Lynch made his comments on Tuesday during a session titled Resilient Cities at the first-ever Canadian Catastrophe Conference, produced by Catastrophe Indices and Quantification Inc. (CatIQ) and held on Monday and Tuesday at the Toronto Region Board of Trade in Toronto’s financial district.
“We’re looking at those linkages – standardized indicators that can help broker those linkages between risk resilience and insurability,” Lynch added. “When you start looking at the city-level performance… there are a number of things that greatly influence that risk base, be it planning controls, design and implementation of building codes, performance and infrastructure, emergency response capabilities,” he said, adding that dialogue between insurers and municipalities in Canada is “already happening a lot anyway, but I think there’s always room for more.”

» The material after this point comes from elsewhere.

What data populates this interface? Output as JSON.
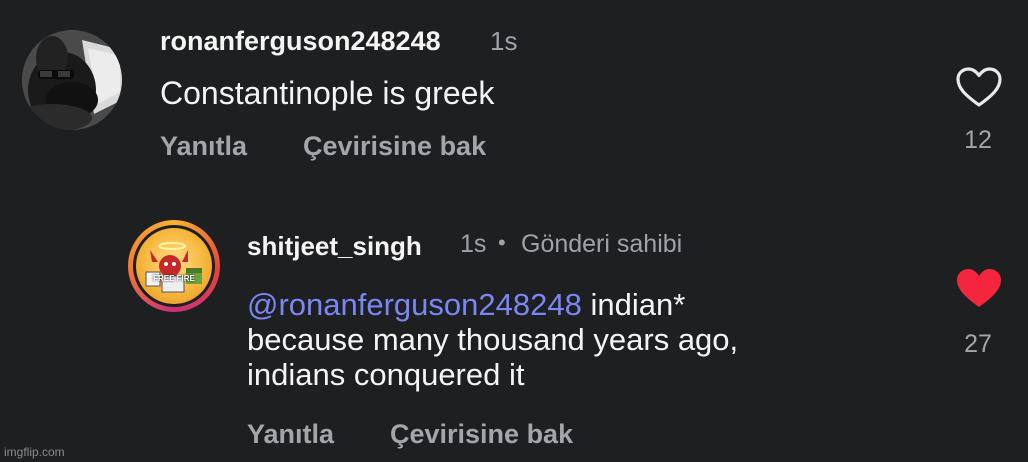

Ewa Jackson, manager of ICLEI Canada, a Toronto-based association for urban sustainability, pointed to a climate change-related incentive for municipalities, introduced by the government of Nova Scotia. “It said that in order to access your gas tax funding, we require you to create and submit to us a municipal climate change action plan (MCAP),” Jackson said at the conference. “The MCAPs essentially provide a roadmap that each and every municipality in Nova Scotia is going to follow to get more climate ready, and that’s both on the mitigation and adaptation side,” she said, adding that implementation funding for these action plans will be the next step. “Climate change has really amplified existing risks.”
Another speaker was Barb Szychta, vice president of risk management services with Princeton, Ont.-based Frank Cowan Company, a provider of specialized insurance programs, including risk management and claims services to municipalities, healthcare, education, community, children’s and social service organizations across Canada. She said the company sees climate change as a “very significant emerging risk” for municipalities because it impacts a vast variety of local services, including sanitation, (waste)water, roads, sidewalks, emergency services, arenas, public health services and long-term care, building inspection, swimming pools and airports.

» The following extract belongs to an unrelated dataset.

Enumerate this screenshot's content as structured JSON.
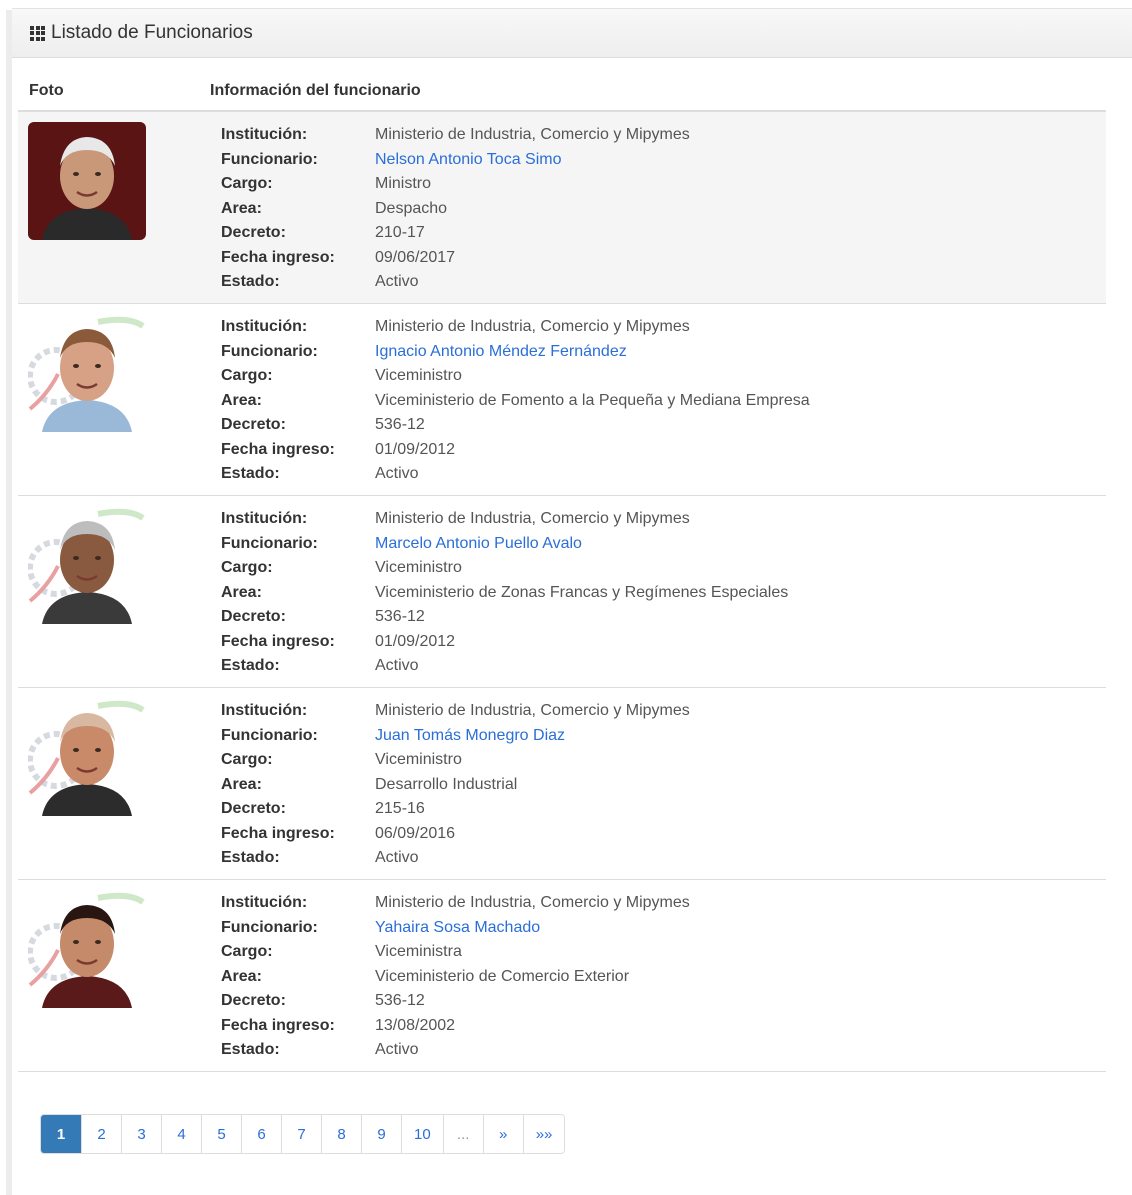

“Municipalities have to identify how does climate change [affect] their operations,” Szychta said. “It’s identifying your vulnerabilities, your funding sources, resources, categorizing your risk, where should I go first? Where does my money go first? What can I do in five years? What can I do in 10 years? What is some of the low-hanging fruit that we can start doing right now that will either mitigate or not make things as bad if we get a severe weather event?”
For example, some municipalities are no longer allowing development in floodplains. Others are working with developers in making homes more adaptable or resilient, or putting in flow valves or sump pumps into new homes. “Climate change is not something that a municipality can alone can fix – it’s a partnership, they need the various levels of government,” Szychta said.

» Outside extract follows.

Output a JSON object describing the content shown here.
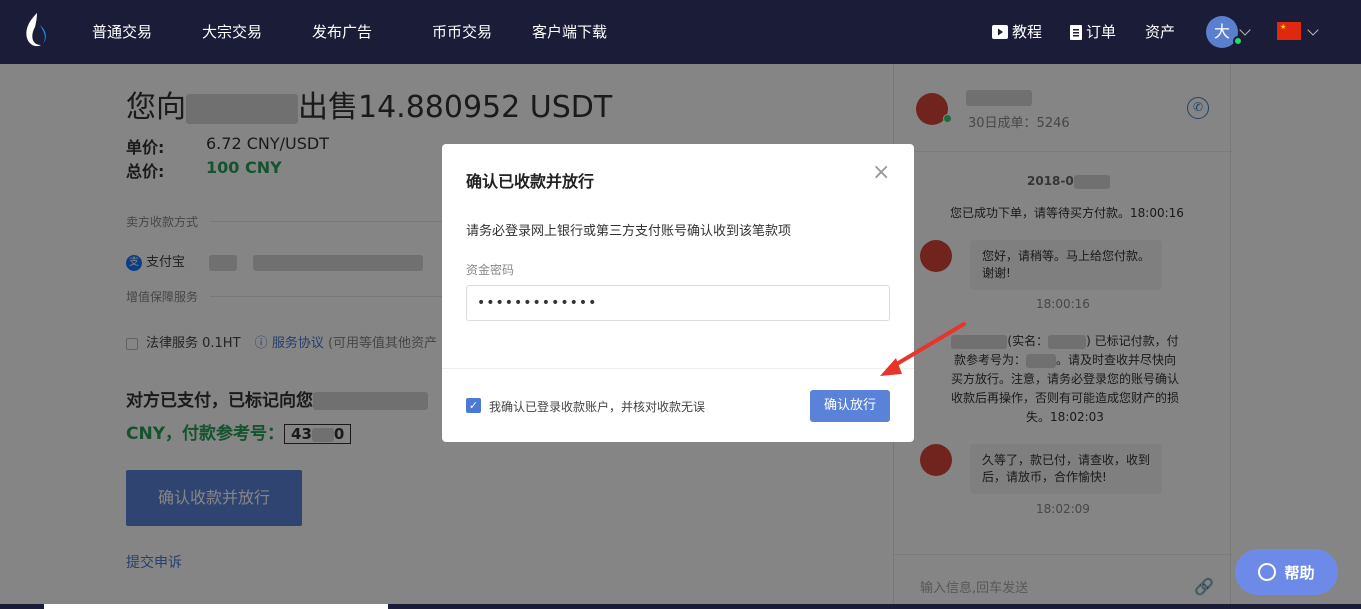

Jackson agreed, saying that “municipalities aren’t going to suddenly become climate science providers, they’re just looking for information from the experts. It could be from the insurance community, it could be from the science community, it could be from the governmental community.”
Part of managing risk could be as simple as getting people to accept some risk of their own, Jackson suggested. “What do I as a homeowner have to do?” she asked. “I can’t just have a rain barrel and not connect it to the downspout, which a lot of my neighbours do, and proudly say they have a rain barrel that doesn’t do anything. I think there’s that element of we need to transfer that risk from municipalities onto residents a little bit better than we have.”